Il fut une époque considérée comme compliquée quand on faisait partie de cette moitié de l’humanité cataloguée longtemps « mauvais genre, sexe faible ». Il n’était alors pas concevable, encore moins défendable, que ses représentantes endossent la robe pastorale, qu’elles s’adressent à une communauté rassemblée pour le culte ou encore, qu’elles président la Cène !

Aujourd’hui, voilà des acquis reconnus, acceptés, validés dans nos Églises protestantes. Il en aura fallu du temps pour reconnaître l’autre, la femme, sa valeur humaine, sa diversité, ses capacités, l’égalité qu’elle réclame encore à cor et à cri, oh ! pas loin, juste à côté…

Pouvoir endosser la robe pastorale, est-ce là la médaille légitime qu’on lui a attribuée après une lutte d’indépendance commencée sur les champs de bataille, dans les usines d’armement, dans les champs à moissonner, ou dans le champ missionnaire de l’Église ? À moins que notre Église, plutôt ouverte, n’ait accompagné cette lente revendication sociale, ou encore qu’elle ait pris la liberté d’ouvrir l’interprétation de certains textes bibliques ?

L’Église a peut-être pris tout autant le temps de réfléchir à ces trois expressions vivaces qui catégorisent, fractionnent, les membres d’une même humanité, d’une même nation, d’un même groupe, et qui ne cessent après être dénoncées, déconstruites, de se réinviter sournoisement. Ces expressions disent la menace qui pèse sur l’égalité, l’unité, la considération et le respect de l’altérité… Elles sont tout autant le poil à gratter de ceux qui prétendent parler au nom du bien commun, de la solidarité et du salut collectif que des composantes des discours politique, religieux, associatif d’aujourd’hui.

Première expression : le fameux cliché ou l’image figée de celle qui me fait face, dupliquée, amplifiée, transmise de génération en génération, dans une culture donnée. Simple, précis, signifiant, ce cliché porte un caractère unificateur parce que partagé, même inconsciemment, par le plus grand nombre. Il repère, catégorise, souligne les différences entre, pour prendre un exemple, la femme fatale, la gentille fille, la sainte… Inutile de vous les dessiner, vous voyez déjà de qui je parle… Cependant toute photographie a son négatif, sa rigidité qui restreint l’altérité de l’autre, sa richesse, sa lumière, sa vie. Qui plus est, le cliché ne sert-il pas de matière première au stéréotype ?
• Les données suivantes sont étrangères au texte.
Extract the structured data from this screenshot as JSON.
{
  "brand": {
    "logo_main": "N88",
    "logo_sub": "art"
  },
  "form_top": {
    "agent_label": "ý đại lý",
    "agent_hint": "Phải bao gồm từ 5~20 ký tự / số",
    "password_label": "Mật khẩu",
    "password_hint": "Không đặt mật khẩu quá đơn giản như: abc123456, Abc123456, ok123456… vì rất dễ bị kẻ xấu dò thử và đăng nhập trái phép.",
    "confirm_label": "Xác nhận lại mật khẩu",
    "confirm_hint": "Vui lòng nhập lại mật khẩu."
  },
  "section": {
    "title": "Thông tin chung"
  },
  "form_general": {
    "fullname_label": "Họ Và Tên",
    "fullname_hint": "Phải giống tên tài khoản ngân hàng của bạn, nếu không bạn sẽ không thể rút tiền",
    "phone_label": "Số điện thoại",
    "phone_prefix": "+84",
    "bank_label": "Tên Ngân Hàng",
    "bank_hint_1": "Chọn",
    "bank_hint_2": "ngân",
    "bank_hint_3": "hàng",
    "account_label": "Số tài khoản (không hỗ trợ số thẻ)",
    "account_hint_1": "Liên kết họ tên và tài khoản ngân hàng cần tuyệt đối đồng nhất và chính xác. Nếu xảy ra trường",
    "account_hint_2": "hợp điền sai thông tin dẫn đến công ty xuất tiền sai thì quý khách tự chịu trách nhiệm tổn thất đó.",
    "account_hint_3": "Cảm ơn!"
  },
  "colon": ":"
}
Ah le stéréotype, encore plus fort que le cliché. Car, avec lui, on entre dans le domaine de la croyance. On est sûr des caractéristiques que l’on prend pour regarder la femme qui se tient devant nous. Ah les femmes, toutes les mêmes… « Les blondes, des bombes ! » « Les brunes, des pas toujours commodes »…

En temps de crise, les stéréotypes se font durs, intolérants. Ils servent à se distancier de ceux qui pourraient bien être considérés comme des empêcheurs de tourner en rond ou de sérieux concurrents, ou de réels obstacles à une virilité ou une féminité conquérante… Des stéréotypes repris, amplifiés hier comme aujourd’hui par la sphère médiatique et qui permet à ces derniers d’ouvrir des champs nauséabonds de propos salaces, méprisants, ou d’attitudes profondément sexistes.

Des stéréotypes dénoncés par les hashtags, ces alertes pointant le sexisme, le racisme, le diktat de l’apparence physique, du genre… Autrement dit, tout ce qui supporte et encourage les injustices et la violence. Ils ont pourtant la vie dure… Qui est stéréotypé perd d’ailleurs ce qui fait de lui un individu unique. Il est devenu une catégorie, une identité sociale qu’on envie ou dont on se méfie…

Tiens et à force de stéréotyper, on finit par préjuger… des capacités, de l’autre, de cette femme dans l’Église qui prend une place qu’elle ne devrait pas prendre… — « Comprenez, elle n’a pas le bagage qu’une communauté attend d’un pasteur, et puis c’est une femme, elle n’a donc pas l’autorité requise, la carrure, le charisme nécessaire pour s’adresser à tous ou pour convaincre son auditoire… » — « Vous vouliez mon avis ? Cette femme m’indiffère vous savez ; elle n’entre même pas dans le champ d’une fraternité possible, d’un cheminement commun… Elle n’est pas à sa place… Mauvais genre ! Tenez, d’ailleurs, si on se réfère à la Bible… »

Et c’est ainsi depuis la nuit des temps…

L’Homme parque, il cadre, il étiquette, il se fait une représentation, une image, un cliché… Et des dieux, puis de Dieu, des autres et de tous ceux qui gravitent autour de lui… Pourquoi ? Peut-être parce qu’il ne connaît pas cet autre dont il se méfie, dont il attend parfois tout, et la vie, et la survie, et la reconnaissance ; ensuite parce que pour laisser un peu de place à cet autre, il lui faut un peu se dépouiller lui-même, de son ego, de ses croyances, de ses appartenances. Il lui faut franchir ses limites, faire un effort.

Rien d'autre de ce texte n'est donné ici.